Peter Faé ist eine schillernde Figur im regionalen Fussball. Der Sportchef und Mäzen des FC Black Stars gilt als launisch. Das musste auch der ehemalige Trainer des 1.-Ligisten Benjamin Huggel erfahren, der 2016 fristlos entlassen wurde. Das Ganze mündete in einem Rechtsstreit, der bis vor Bundesgericht führte – mit besserem Ende für Huggel, dem knapp 40'000 Franken Schadenersatz zugesprochen wurden.

Heute steht Faé wieder vor Gericht. Dieses Mal muss er sich in seiner Rolle als Immobilienmakler verantworten. Es geht um die Provision von 75'000 Franken, die Faé für die Vermittlung der Immobilie an der Pfeffingerstrasse 85 in Basel eingesackt hat. Faé findet: zu Recht. «Ich habe Hunderte Stunden investiert. Es ist ganz normal, dass ich als Immobilienmakler eine Provision bekomme.» Unter anderem habe er die Frau beraten, wie sie ihre anderen Häuser in Belp und Pratteln verkaufen könne.

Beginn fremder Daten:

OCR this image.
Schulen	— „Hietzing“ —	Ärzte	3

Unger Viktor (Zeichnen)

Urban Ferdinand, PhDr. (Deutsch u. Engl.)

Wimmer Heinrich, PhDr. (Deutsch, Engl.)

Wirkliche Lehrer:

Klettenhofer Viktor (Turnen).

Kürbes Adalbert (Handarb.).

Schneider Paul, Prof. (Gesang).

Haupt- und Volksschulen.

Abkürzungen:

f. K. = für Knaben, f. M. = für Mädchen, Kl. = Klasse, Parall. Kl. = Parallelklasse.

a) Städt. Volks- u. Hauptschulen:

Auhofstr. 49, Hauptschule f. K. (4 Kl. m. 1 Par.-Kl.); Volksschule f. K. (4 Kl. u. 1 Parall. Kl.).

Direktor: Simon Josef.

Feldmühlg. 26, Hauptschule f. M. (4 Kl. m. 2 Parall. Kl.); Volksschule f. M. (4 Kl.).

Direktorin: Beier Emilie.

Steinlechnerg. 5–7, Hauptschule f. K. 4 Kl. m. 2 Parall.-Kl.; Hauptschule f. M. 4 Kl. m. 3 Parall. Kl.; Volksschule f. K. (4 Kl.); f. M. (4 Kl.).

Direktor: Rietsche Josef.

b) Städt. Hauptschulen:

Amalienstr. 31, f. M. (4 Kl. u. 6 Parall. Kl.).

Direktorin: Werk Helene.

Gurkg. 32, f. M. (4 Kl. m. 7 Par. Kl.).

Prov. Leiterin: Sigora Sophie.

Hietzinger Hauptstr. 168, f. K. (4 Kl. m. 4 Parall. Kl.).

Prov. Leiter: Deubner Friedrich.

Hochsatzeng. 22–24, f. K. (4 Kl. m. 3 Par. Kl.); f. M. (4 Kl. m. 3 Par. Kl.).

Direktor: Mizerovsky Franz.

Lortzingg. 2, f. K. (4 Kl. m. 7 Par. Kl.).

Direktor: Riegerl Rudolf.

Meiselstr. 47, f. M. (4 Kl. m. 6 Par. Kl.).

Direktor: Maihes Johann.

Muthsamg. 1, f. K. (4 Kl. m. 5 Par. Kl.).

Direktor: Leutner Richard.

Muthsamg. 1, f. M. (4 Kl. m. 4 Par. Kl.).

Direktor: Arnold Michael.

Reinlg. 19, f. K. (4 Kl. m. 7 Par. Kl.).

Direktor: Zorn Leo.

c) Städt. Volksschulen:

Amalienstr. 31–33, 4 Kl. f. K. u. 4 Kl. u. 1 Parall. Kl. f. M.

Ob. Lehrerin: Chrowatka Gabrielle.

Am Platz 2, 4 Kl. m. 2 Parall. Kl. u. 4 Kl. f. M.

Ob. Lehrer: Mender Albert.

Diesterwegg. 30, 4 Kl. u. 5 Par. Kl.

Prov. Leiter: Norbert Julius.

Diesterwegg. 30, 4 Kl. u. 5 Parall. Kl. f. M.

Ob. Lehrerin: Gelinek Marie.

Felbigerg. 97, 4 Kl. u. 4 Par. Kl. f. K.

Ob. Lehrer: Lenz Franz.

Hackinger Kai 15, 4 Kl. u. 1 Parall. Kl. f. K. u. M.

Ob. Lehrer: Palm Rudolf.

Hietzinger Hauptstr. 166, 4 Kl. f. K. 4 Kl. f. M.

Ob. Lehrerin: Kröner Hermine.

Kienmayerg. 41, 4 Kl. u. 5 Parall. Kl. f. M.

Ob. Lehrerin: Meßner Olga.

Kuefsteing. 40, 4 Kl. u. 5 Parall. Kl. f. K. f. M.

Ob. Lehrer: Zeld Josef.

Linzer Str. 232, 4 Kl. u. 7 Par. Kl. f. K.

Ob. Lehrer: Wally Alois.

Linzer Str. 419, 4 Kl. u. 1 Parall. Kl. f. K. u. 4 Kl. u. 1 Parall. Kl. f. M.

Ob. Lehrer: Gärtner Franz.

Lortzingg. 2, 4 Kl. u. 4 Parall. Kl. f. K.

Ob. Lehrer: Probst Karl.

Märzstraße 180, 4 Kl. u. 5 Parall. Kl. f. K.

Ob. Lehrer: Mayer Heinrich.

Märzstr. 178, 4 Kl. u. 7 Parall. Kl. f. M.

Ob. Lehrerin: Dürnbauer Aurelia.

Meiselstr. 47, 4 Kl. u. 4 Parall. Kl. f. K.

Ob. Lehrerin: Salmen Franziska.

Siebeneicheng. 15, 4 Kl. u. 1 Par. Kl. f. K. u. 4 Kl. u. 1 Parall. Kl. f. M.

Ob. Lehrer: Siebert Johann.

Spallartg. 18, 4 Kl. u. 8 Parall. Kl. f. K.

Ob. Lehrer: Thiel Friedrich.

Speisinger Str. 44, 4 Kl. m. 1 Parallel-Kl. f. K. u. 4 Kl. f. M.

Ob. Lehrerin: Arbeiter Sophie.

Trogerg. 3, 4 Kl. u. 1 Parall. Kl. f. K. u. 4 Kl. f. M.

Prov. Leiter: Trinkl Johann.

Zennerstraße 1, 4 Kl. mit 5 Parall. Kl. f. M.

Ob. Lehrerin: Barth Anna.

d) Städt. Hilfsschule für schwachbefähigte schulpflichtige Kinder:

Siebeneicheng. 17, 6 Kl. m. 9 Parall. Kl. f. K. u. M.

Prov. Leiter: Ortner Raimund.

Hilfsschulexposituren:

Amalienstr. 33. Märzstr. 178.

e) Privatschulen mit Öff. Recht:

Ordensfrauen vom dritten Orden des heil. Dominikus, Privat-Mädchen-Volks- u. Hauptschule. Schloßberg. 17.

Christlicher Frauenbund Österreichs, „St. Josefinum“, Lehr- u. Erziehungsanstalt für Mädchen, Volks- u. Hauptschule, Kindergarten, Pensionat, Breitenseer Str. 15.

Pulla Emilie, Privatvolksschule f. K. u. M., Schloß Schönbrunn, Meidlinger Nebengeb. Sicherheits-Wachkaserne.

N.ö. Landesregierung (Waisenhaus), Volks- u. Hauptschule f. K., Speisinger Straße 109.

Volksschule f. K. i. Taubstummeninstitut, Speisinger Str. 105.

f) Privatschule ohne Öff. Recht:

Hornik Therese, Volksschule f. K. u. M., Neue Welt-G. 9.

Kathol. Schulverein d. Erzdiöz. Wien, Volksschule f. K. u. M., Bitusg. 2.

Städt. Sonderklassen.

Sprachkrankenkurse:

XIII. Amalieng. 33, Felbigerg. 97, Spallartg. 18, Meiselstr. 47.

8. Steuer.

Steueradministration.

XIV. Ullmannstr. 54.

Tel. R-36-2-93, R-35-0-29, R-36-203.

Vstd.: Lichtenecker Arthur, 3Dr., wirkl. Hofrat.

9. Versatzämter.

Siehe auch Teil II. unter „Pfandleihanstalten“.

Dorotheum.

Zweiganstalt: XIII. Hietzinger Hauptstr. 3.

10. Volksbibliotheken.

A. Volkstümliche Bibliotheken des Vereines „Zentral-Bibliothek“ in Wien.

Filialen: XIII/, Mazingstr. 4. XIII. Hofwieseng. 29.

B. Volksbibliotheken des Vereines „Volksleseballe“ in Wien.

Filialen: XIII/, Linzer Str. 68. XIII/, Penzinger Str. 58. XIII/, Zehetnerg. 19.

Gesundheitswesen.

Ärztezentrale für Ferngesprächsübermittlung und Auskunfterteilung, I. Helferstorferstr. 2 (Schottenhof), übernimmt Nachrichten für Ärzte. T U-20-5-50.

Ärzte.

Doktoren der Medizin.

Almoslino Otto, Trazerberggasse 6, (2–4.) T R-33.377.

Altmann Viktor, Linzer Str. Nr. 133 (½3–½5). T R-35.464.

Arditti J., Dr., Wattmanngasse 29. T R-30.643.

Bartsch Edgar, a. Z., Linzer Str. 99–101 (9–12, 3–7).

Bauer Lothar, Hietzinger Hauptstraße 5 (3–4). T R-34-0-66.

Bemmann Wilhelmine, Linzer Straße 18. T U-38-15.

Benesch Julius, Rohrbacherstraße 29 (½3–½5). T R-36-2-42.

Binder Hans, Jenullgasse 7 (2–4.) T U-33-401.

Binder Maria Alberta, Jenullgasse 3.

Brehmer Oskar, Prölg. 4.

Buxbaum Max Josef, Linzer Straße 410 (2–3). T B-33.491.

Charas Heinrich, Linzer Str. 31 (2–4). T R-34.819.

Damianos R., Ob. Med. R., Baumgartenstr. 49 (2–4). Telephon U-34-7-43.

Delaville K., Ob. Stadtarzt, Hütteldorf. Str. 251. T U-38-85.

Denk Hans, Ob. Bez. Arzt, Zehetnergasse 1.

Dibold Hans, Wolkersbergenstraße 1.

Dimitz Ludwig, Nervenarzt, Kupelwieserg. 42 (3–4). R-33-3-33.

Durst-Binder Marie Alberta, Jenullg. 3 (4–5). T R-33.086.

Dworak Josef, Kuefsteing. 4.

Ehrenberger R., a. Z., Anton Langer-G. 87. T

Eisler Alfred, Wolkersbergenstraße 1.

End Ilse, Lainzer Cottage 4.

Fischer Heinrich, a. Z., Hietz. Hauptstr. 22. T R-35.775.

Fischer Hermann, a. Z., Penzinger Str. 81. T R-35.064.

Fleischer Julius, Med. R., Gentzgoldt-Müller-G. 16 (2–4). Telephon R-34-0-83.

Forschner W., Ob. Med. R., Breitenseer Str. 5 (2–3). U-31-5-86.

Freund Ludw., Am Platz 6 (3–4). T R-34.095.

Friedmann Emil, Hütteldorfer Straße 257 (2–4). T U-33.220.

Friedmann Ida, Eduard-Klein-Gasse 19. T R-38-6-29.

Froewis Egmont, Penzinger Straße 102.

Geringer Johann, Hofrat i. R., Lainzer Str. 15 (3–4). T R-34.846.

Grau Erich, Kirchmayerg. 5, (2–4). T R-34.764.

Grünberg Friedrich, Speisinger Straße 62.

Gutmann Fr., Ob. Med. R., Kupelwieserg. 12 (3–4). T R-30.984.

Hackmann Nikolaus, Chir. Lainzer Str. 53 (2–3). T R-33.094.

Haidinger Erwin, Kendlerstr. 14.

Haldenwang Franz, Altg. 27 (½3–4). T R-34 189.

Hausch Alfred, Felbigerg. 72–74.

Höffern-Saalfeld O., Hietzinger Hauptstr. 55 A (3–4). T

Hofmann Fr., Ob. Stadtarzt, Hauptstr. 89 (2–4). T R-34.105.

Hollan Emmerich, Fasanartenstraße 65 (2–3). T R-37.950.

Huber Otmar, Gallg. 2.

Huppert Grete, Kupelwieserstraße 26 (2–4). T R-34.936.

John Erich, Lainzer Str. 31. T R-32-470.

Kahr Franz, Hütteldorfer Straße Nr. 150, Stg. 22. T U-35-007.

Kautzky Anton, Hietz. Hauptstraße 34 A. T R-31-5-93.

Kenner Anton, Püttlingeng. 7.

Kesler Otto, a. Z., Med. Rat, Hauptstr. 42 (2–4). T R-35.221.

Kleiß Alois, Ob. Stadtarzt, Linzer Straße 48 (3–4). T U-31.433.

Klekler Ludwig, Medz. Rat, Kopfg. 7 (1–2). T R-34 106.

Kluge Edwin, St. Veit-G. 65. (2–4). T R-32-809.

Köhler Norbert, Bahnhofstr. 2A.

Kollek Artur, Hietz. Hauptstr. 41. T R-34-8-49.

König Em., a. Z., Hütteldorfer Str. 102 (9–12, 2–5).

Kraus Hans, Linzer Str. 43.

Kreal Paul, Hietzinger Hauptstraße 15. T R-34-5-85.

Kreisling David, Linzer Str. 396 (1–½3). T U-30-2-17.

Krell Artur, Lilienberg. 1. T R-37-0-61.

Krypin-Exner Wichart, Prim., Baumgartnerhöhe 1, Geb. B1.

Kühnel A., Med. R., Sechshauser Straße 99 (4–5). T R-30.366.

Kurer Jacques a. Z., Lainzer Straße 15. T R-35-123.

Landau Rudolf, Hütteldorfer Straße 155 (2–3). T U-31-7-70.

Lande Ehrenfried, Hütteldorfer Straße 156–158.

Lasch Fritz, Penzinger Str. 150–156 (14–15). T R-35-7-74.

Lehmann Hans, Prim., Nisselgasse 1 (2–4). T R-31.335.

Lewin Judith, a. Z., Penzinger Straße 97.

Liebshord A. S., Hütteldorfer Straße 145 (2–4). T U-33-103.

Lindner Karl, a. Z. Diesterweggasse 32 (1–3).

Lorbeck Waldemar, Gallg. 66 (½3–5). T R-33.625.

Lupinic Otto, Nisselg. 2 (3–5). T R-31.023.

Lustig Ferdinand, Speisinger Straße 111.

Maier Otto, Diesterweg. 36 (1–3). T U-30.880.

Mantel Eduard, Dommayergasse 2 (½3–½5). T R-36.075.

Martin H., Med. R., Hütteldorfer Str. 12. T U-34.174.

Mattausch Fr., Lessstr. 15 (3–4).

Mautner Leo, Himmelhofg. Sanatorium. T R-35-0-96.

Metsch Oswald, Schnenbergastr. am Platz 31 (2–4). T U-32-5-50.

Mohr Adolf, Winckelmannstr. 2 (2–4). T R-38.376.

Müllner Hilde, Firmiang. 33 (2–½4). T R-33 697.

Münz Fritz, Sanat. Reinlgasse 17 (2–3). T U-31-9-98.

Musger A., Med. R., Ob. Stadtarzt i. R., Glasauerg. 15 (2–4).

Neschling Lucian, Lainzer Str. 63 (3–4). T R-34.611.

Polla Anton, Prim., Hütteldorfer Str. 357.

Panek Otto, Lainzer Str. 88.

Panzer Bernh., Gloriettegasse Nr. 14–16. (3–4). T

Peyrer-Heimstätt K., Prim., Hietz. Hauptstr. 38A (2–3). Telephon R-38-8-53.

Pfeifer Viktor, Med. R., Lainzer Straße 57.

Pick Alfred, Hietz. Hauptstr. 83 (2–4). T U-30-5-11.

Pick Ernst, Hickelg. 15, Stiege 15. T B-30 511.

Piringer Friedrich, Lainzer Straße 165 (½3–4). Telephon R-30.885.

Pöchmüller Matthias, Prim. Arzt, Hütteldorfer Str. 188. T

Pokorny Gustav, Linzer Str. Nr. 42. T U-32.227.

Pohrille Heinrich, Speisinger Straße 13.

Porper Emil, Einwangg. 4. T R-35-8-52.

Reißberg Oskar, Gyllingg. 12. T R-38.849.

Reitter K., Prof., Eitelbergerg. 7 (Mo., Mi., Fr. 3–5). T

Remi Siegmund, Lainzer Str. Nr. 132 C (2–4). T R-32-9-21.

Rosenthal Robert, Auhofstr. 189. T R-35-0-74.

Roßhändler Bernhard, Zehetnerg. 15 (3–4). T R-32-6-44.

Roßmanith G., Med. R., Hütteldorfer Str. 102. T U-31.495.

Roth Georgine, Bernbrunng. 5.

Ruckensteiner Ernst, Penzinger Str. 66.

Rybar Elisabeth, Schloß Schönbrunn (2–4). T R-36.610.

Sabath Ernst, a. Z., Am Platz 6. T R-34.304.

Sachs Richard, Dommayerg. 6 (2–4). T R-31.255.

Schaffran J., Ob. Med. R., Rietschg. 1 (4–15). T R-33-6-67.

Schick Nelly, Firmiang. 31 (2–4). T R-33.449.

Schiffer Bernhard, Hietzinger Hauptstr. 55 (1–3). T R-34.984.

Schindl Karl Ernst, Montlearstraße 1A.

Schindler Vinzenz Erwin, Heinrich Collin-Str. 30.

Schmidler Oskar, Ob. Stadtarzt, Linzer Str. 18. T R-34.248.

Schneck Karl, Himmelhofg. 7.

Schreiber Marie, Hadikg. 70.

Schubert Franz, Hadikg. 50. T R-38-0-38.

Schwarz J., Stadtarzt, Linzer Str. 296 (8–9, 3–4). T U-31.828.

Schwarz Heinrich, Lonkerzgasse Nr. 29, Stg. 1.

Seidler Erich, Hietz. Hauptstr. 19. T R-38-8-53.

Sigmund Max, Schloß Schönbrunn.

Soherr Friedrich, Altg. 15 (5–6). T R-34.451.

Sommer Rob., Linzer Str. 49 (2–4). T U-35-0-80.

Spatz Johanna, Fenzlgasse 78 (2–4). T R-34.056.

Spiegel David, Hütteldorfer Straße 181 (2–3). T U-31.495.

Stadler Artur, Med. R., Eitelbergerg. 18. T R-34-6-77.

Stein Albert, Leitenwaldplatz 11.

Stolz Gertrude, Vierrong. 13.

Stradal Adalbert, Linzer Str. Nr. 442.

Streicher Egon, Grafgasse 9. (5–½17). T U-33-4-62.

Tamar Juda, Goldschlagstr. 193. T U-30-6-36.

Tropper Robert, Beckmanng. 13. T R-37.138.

Wichtige Punkte nicht geklärt

Faé sieht sich nun einer Frau gegenüber, mit der er bis unlängst eine Freundschaft pflegte. Mit der Prattler Pfarrerin hatte er 2016 Bekanntschaft gemacht. Sie suchte ein Haus, er zeigte ihr verschiedene Objekte und die Pfarrerin signalisierte, dass sie an der Liegenschaft der Immro AG an der Pfeffingerstrasse interessiert sei. Gegen Weihnachten 2016 seien die Verhandlungen betreffend des Verkaufs weit fortgeschritten gewesen, doch wichtige Punkte waren nicht geklärt – unter anderem der Kaufpreis. Auch war die künftige Eigentümerin den Mieterinnen und Mietern an der Pfeffingerstrasse 85 nicht vorgestellt worden.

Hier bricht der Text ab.